Saturday, 23rd November 2019

Network Infrastructure (RMA) Network Issues: Fix in Place

The network in region RMA has been stable for more than 24 hours now and we are convinced that it will remain that way. Here is why:

Reproduction
After collecting more data during yesterday's outage, the vendor was able to re-create the problem in their lab. This allowed both the vendor's and our own engineering team to work on a short-term mitigation as well as on mid-term fixes but it will also provide a way to validate long-term solutions that will be introduced in subsequent firmware releases.

Short-Term Mitigation
After identifying the potential root cause yesterday afternoon, we implemented a workaround to prevent the suspected weakness in the firmware from being triggered by unusual traffic patterns. However, as the traffic pattern changed over time, the mitigation had to be adapted accordingly in a timely manner to prevent the switch CPUs from spiking again. So, while this did help us get back into a stable state by massively reducing the CPU utilization on the network equipment, it did not provide us with a sustainable mid-term fix.

Mid-Term Fix
Both engineering teams have been working very closely together to find a mid-term fix the same day. We scheduled synchronization calls every 90 minutes and focused on various options for mid-term fixes in a joint effort.
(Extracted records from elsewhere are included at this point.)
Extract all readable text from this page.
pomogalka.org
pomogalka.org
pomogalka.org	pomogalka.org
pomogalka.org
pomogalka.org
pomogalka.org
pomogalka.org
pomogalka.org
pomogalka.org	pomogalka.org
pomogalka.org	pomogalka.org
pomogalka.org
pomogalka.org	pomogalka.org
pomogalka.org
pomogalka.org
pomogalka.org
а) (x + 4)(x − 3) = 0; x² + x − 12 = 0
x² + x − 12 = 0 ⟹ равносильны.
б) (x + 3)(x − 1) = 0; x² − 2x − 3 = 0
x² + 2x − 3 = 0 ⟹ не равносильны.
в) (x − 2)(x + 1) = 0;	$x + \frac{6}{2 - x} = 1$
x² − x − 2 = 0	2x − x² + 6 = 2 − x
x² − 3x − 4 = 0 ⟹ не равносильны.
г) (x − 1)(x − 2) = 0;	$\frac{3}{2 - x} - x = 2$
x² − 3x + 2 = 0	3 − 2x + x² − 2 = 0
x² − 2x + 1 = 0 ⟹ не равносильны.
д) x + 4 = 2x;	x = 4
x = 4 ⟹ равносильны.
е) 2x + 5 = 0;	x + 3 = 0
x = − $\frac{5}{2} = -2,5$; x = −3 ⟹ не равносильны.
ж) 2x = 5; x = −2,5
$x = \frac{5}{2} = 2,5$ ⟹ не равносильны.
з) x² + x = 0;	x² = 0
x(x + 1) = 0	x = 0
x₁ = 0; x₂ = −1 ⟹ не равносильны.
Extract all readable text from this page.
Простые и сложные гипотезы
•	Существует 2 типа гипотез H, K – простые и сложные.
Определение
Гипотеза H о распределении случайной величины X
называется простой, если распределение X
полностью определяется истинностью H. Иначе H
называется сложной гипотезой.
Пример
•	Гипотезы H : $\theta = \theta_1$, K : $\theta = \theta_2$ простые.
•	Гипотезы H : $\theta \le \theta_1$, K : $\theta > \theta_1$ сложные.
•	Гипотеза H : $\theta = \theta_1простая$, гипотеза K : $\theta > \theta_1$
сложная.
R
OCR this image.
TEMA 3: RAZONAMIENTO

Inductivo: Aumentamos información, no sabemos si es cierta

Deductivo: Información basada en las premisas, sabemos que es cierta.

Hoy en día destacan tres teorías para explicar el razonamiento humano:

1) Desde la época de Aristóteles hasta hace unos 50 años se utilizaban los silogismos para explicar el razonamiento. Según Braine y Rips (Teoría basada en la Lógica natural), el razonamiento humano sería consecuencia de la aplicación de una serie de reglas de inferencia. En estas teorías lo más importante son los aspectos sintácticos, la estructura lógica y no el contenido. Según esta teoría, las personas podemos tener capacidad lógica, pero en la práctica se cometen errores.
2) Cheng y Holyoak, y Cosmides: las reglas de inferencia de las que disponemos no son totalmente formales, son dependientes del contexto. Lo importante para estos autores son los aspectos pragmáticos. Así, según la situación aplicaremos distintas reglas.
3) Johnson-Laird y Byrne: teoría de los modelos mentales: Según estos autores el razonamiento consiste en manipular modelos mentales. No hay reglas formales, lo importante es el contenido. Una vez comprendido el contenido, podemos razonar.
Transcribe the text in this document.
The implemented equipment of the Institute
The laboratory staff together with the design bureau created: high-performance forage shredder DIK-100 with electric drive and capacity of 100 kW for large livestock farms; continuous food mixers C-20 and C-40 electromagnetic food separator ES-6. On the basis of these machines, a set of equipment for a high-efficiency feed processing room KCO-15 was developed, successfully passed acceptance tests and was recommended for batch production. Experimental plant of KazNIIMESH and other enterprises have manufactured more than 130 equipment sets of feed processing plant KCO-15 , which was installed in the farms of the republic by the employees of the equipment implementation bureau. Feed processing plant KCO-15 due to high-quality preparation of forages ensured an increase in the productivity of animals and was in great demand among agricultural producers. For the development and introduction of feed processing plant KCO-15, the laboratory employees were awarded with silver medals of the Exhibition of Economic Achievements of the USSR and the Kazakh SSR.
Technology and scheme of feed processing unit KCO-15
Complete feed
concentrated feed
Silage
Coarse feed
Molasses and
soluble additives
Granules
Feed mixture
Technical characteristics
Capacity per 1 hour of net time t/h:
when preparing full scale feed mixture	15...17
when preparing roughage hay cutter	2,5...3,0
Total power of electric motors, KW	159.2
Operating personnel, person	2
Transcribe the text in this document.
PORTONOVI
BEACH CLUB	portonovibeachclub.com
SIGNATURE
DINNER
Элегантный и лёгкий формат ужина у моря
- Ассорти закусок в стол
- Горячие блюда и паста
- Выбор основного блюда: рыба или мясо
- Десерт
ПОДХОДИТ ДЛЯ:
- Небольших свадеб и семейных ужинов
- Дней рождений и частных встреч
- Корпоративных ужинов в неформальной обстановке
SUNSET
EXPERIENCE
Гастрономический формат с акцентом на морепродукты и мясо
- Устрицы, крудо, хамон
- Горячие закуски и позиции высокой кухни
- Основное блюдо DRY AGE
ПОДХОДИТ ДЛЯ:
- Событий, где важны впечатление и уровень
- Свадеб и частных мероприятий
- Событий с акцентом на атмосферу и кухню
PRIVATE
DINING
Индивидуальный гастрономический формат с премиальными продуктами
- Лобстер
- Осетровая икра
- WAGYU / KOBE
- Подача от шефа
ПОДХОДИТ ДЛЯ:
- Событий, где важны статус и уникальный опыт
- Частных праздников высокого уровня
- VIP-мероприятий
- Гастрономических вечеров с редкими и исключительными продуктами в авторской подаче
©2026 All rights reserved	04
At around 22:45 CET, in a final conference call, we started implementing the mid-term fix that we all believed to be the most robust while not introducing further variables. Around midnight, we deployed the fix to the production network in region RMA and confirmed its effectiveness shortly after.

Monitoring
Right after implementing the first mitigation we added specific checks and triggers to our internal monitoring system in order to receive an alert should the situation change all of a sudden. We also added very aggressive triggers for the CPU utilization and expected to receive some "false positive" alerts during the night. However, we did not receive any alerts as the CPU utilization has been very steady for more than 24 hours now.

Long-Term Solution
The vendor will continue working on code changes that will replace the mid-term fix in the future. We will test future firmware releases in our lab and deploy them on a regular basis during previously announced maintenance windows following our standard procedures.

Incident Report
We will follow up with a detailed incident report by mid next week.

Please accept our sincere apologies for all the inconvenience this may have caused you and your customers.